Le ministère des Armées s’intéressait au missile antiaérien portatif polonais Piorun
par Laurent Lagneau
Lors d’une conférence de presse donnée le 13 février, le vice-ministre polonais de la Défense, Cezary Tomczyk a affirmé que l’Allemagne envisageait d’acquérir des missiles antiaériens portatifs Pioriun [de type MANPADS – MAN-Portable Air-Defense System]. « Nous pouvons nous en réjouir car cela témoigne de l’influence des innovations de l’industrie de défense polonaise sur notre image à l’international », a-t-il dit, sans livrer plus de détails.
Plus tard, le Premier ministre polonais, Donald Tusk a confirmé cette information. « L’Allemagne figure parmi les pays qui souhaiteraient acquérir des missiles Piorun pour en fournir une partie à l’Ukraine et, à terme, équiper sa propre armée », a-t-il déclaré.
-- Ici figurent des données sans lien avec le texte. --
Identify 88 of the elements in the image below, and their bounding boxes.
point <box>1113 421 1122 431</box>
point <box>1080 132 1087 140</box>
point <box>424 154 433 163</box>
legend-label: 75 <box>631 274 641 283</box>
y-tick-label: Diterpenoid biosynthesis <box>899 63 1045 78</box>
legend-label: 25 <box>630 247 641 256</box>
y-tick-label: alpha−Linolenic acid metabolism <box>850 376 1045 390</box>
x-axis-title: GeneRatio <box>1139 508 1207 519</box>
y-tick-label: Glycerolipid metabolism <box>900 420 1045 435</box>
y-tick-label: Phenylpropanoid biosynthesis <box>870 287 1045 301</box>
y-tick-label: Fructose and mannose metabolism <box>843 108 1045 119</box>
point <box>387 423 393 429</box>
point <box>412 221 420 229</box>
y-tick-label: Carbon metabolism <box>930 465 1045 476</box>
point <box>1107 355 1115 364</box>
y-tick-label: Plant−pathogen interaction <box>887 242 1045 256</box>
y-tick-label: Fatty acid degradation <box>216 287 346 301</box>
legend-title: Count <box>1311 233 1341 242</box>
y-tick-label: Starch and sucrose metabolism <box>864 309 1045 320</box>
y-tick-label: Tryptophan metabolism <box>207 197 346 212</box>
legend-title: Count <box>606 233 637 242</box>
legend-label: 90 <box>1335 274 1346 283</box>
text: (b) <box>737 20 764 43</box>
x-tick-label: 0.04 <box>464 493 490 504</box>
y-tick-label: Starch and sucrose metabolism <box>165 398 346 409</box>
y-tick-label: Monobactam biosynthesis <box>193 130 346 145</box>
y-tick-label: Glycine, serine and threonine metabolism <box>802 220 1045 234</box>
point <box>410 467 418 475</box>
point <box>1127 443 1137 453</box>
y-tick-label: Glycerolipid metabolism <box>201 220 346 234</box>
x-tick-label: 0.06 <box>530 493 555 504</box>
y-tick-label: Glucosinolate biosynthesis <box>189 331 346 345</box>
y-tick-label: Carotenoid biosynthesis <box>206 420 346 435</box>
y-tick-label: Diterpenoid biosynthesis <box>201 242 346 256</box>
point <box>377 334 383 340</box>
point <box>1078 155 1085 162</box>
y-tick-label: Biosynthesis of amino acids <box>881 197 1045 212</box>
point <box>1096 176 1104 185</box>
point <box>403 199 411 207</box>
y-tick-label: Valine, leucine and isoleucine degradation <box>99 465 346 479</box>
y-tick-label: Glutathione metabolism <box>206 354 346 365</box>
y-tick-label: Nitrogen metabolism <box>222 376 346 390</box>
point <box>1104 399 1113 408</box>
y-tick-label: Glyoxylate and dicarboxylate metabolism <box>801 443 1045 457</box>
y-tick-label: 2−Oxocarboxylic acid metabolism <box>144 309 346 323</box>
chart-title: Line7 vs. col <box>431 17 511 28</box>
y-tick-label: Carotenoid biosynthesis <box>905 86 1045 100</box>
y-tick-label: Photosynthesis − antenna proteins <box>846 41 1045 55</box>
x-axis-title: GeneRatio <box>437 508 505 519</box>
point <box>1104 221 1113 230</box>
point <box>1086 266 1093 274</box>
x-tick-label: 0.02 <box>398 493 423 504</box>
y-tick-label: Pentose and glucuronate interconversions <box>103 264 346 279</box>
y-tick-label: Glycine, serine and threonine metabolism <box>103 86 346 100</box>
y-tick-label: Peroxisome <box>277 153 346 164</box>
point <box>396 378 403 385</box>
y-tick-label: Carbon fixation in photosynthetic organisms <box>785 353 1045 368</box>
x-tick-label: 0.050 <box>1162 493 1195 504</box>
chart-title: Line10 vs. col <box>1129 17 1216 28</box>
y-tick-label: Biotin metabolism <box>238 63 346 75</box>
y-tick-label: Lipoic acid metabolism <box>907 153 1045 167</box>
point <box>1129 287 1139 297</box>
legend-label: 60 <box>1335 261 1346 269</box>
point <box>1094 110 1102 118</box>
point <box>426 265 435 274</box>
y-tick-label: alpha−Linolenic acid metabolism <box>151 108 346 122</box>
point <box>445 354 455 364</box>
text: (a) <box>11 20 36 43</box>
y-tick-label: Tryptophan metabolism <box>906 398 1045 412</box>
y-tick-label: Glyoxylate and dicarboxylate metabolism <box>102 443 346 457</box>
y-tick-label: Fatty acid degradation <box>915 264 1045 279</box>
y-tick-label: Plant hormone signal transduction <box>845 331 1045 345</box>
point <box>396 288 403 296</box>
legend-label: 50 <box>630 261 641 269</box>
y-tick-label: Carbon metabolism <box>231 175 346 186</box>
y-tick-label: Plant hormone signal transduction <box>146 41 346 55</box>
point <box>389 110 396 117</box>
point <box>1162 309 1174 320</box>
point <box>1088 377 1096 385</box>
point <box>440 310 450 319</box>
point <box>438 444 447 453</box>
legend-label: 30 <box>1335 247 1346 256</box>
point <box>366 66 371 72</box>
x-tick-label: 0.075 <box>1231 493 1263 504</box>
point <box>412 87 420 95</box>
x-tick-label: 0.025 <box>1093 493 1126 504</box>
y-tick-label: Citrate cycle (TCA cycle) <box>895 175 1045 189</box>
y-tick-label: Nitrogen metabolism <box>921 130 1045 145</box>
Et d’ajouter qu’elle « n’était pas la seule à s’intéresser » à ce système antiaérien développé par l’entreprise Mesko.
En effet, trois jours plus tard, le site spécalisé polonais Defence24 a révélé que la France souhaitait également se procurer des Piorun dans le cadre d’un achat groupé réalisé dans le cadre du dispositif SAFE [Agir pour la sécurité en Europe], créé par la Commission européenne. Pour rappel, Paris devrait obtenir 16,2 milliards d’euros, sous la forme d’un prêt à des conditions avantageuses. Selon la même source, 70 % des missiles commandés seraient destinés aux forces françaises, les 30 % restants devant être fournis à l’Ukraine sous forme d’aide militaire.
Étant que les forces françaises utilisent le MISTRAL 3 [missile transportable antiaérien léger] de MBDA, l’intention de Paris d’acquérir des Piorun peut étonner. En tout cas, elle a été confirmée par des sources « proches du ministère [polonais] de la Défense » auprès de l’Agence polonaise de presse [PAP]. Du moins, celles-ci ont évoqué un « intérêt sérieux » pour ce type de système antiaérien.
Cela étant, en 2025, bien qu’ayant commandé des MISTRAL 3, la Belgique a aussi fait l’acquisition de 40 systèmes Piorun [avec leurs missiles] pour équiper son Special Operations Regiment [SO Rgt].
« L’investissement dans les systèmes Piorun renforce non seulement la capacité belge, mais augmente également l’interopérabilité au sein de l’Europe et de l’Otan », a expliqué le ministère belge de la Défense, en décembre dernier.
Aussi, il est probable que les systèmes Piorun que la France envisage d’acquérir soient destinés aux forces spéciales et aux unités légères.
Pour rappel, affichant une masse d’environ 10 kg pour 1,6 mètre de long, le missile Piorun, évolution du Grom, est doté d’un système de guidage à infrarouge passif. Ayant une portée comprise entre 0,4 et 6 500 mètres, il emporte une charge explosive de 1,82 kg. Outre la Pologne et la Belgique, il a été choisi par l’Estonie [également cliente du MISTRAL 3], l’Ukraine, la Lettonie, la Lituanie, la Norvège, la Suède et les États-Unis.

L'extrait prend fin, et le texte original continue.